Maryse nodded. “I want to go with you and Jadyn today to search the camps. I probably know this swamp better than anyone.”

“Probably.” Colt looked over at Jadyn and Mildred. “I get the feeling I missed an important part of this conversation.”

Mildred shot a frustrated look at Maryse. “You missed the part where Luc said he doesn’t want her in the swamp because of a case he’s working.”

“Oh.” Colt shoved his hands in his pocket, looking more uncomfortable than Jadyn had ever seen him. “That puts a different spin on things. If Luc says no, then it’s no.”

Maryse narrowed her eyes at him. “I thought you had a pair.”

“Did when I dressed this morning,” he said, “and even though you like to walk down streets in a robe and carrying a handgun, I’m more afraid of what Luc would do to me if I let you go with us.”

“Coward,” Maryse said.

“Yes, ma’am.”

Jadyn held in a smile, mentally giving Colt points for both intelligence and knowing how to win an argument with a woman.

“You ready?” Jadyn asked Colt, hoping to get out of the hotel before Maryse launched another offensive.

“Hell, yeah.”

Jadyn rose from her chair and gave her cousin’s arm a squeeze. “Please don’t be mad. I haven’t known Luc very long but he doesn’t strike me as the type of guy who’d ask you to do something like this unless it was really important.”

Maryse glared at her for a couple of seconds, then sighed. “You think I don’t know that? But this is Raissa we’re talking about.”

Her voice broke as she delivered the last sentence, and Jadyn’s heart broke a little.
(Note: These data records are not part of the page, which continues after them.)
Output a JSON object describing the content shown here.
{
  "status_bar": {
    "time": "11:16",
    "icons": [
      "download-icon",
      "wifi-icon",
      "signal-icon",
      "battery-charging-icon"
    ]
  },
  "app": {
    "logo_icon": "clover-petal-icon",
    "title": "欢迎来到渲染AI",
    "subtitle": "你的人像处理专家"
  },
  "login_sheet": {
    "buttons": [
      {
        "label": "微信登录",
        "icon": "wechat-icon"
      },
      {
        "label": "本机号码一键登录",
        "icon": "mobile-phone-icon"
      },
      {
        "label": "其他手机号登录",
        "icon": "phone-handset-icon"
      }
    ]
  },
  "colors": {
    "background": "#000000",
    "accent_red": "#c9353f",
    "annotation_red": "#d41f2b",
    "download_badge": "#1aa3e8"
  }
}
She knew that helpless feeling all too well, and wished more than anything that she could alleviate her cousin’s pain. But right now, she couldn’t think of a single way to help besides finding Raissa and returning her to the people who loved her.
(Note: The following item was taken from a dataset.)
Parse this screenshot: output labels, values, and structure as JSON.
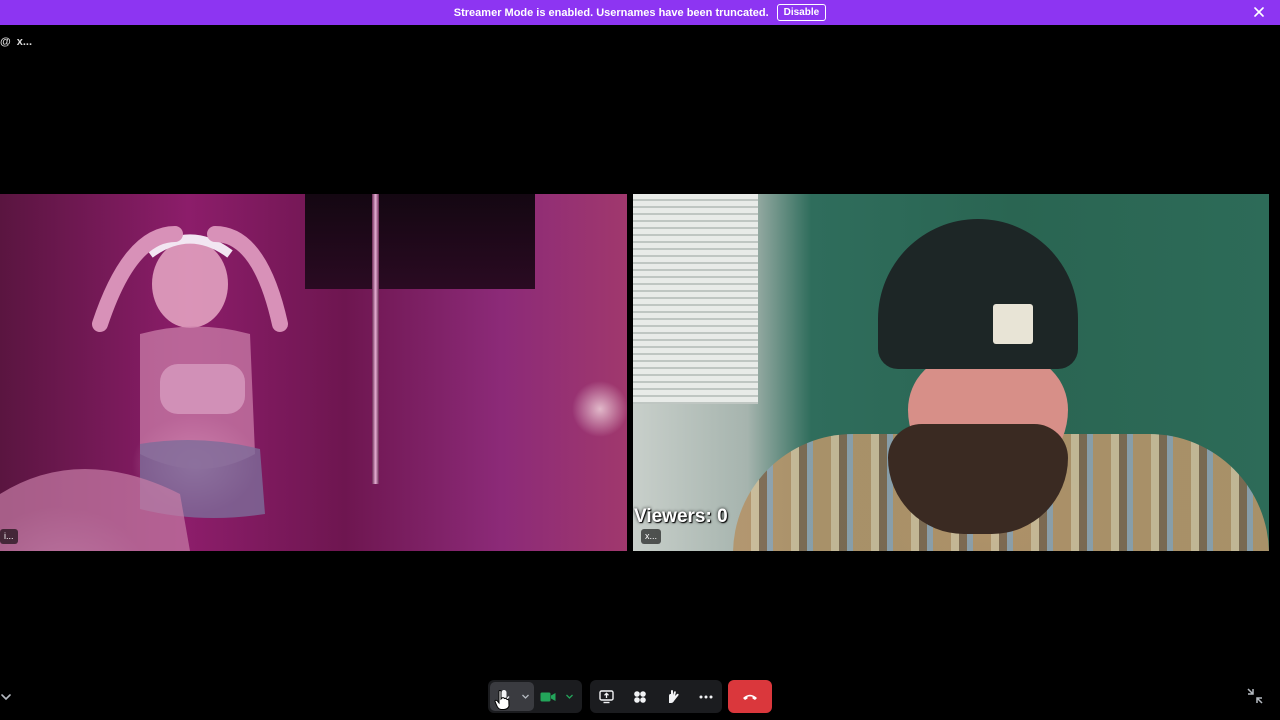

“Colt and I are going to find her,” Jadyn said, even though she knew it was a promise she might not be able to keep.

“You do that, and you bring her home safe to Zach.”

Jadyn gave her a nod and followed Colt out of the hotel.
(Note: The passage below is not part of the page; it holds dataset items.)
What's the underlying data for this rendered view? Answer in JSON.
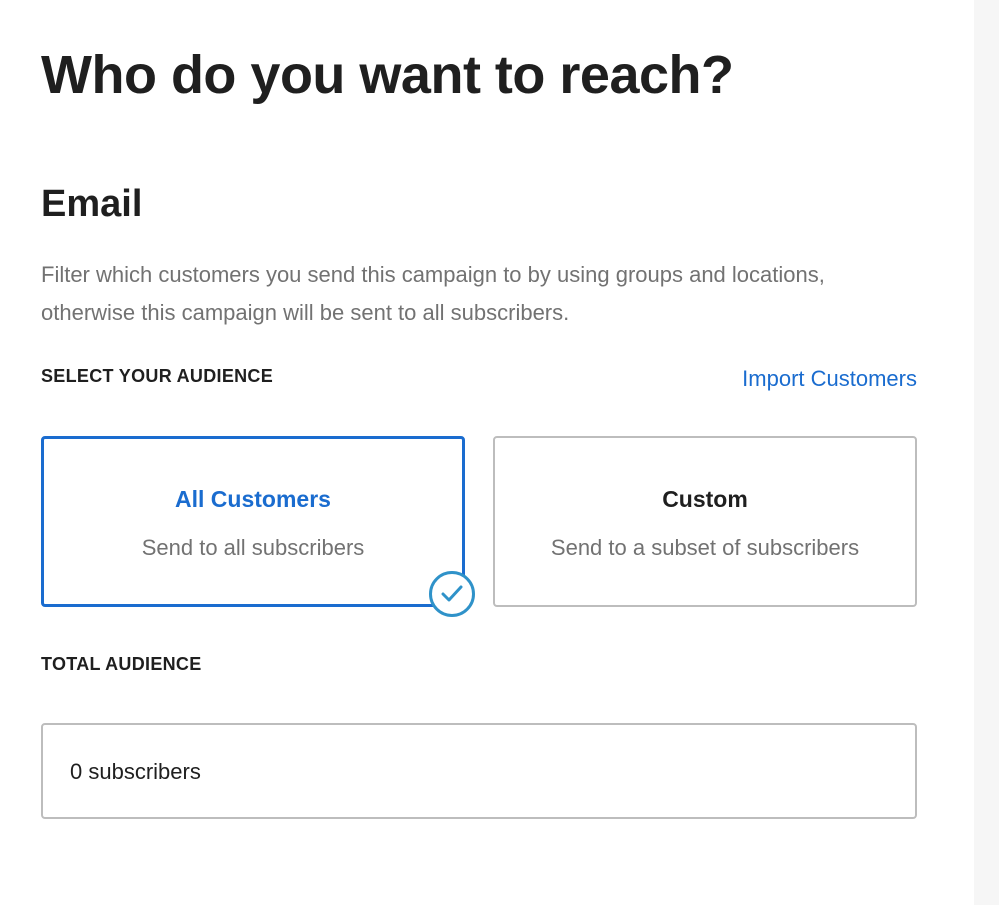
{
  "header": {
    "title": "Who do you want to reach?"
  },
  "email_section": {
    "title": "Email",
    "description": "Filter which customers you send this campaign to by using groups and locations, otherwise this campaign will be sent to all subscribers."
  },
  "audience": {
    "select_label": "SELECT YOUR AUDIENCE",
    "import_link": "Import Customers",
    "options": [
      {
        "title": "All Customers",
        "subtitle": "Send to all subscribers",
        "selected": true
      },
      {
        "title": "Custom",
        "subtitle": "Send to a subset of subscribers",
        "selected": false
      }
    ],
    "selected_icon": "check-circle-icon"
  },
  "total": {
    "label": "TOTAL AUDIENCE",
    "value": "0 subscribers"
  },
  "colors": {
    "accent": "#1a6ccf",
    "check": "#2f92c9",
    "text": "#1f1f1f",
    "muted": "#727272",
    "border": "#bdbdbd"
  }
}
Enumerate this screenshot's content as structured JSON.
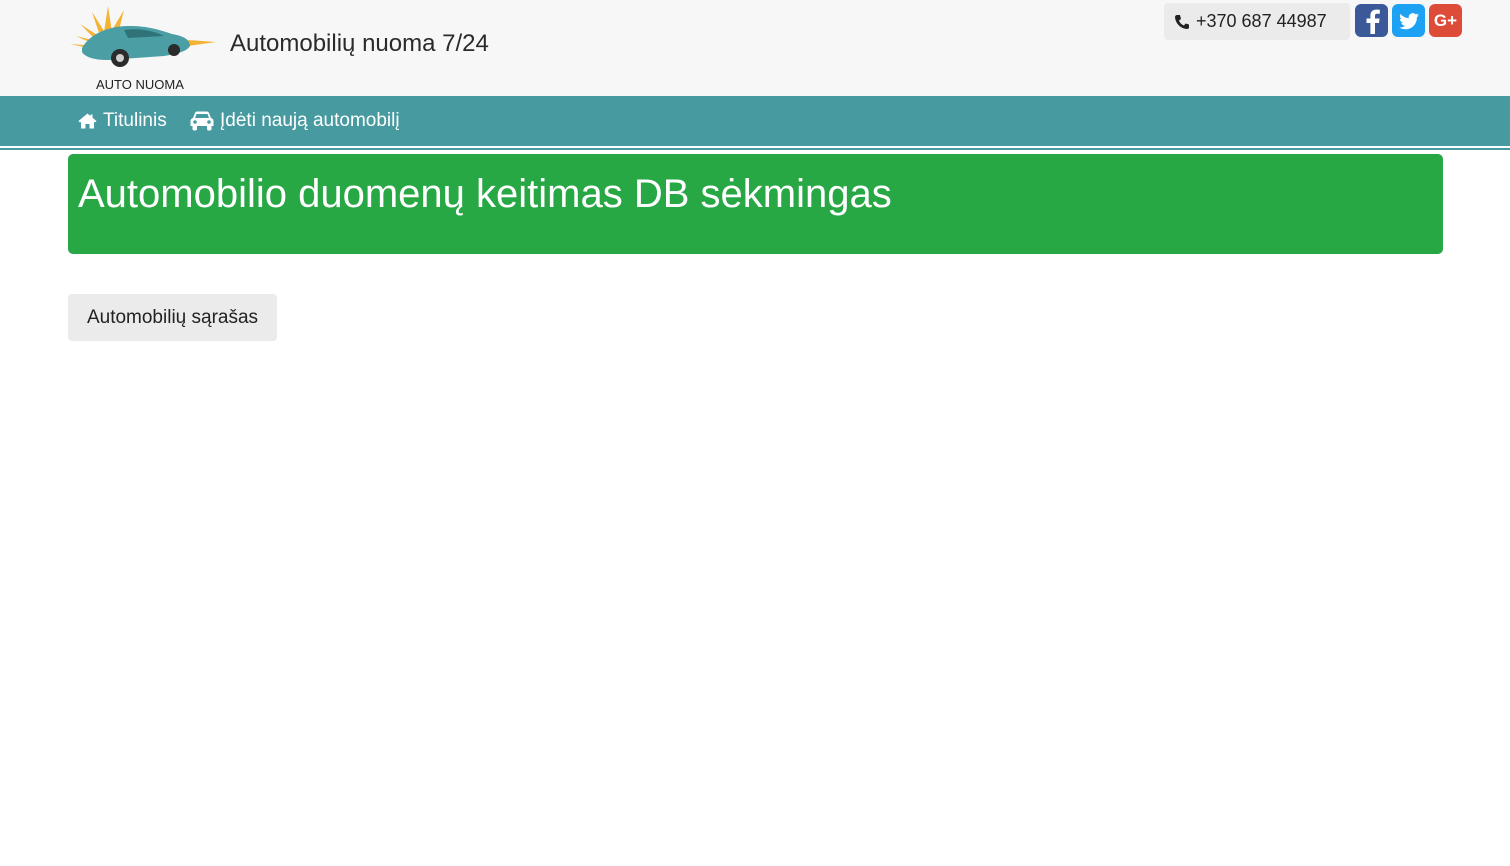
{
  "header": {
    "logo_text": "AUTO NUOMA",
    "site_title": "Automobilių nuoma 7/24",
    "phone": "+370 687 44987",
    "social": [
      {
        "name": "facebook-icon",
        "glyph": "f"
      },
      {
        "name": "twitter-icon"
      },
      {
        "name": "google-plus-icon",
        "glyph": "G+"
      }
    ]
  },
  "nav": {
    "items": [
      {
        "label": "Titulinis",
        "icon": "home-icon"
      },
      {
        "label": "Įdėti naują automobilį",
        "icon": "car-icon"
      }
    ]
  },
  "alert": {
    "message": "Automobilio duomenų keitimas DB sėkmingas",
    "color": "#28a745"
  },
  "actions": {
    "list_button": "Automobilių sąrašas"
  },
  "colors": {
    "navbar": "#479aa0",
    "header_bg": "#f7f7f7"
  }
}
“Long morning?” he asked as they climbed into his truck.

“You have no idea.”

“Normally, I wouldn’t ask about women’s business, but what’s up with Maryse and Luc?”

She shook her head. “I don’t know exactly. He’s being really secretive about the whole thing—has been for a couple of weeks now, according to Maryse. I know he can’t talk about his cases, but I wish he’d tell her more than just ‘don’t go into the swamps unless absolutely necessary.’”

He frowned. “I’ve known Luc for years. Worked with him on a couple of cross-agency cases when I was with the New Orleans police. I know Maryse is his wife and that makes things different, but he’s never been an alarmist. Maryse doesn’t have any idea what kind of case he’s working?”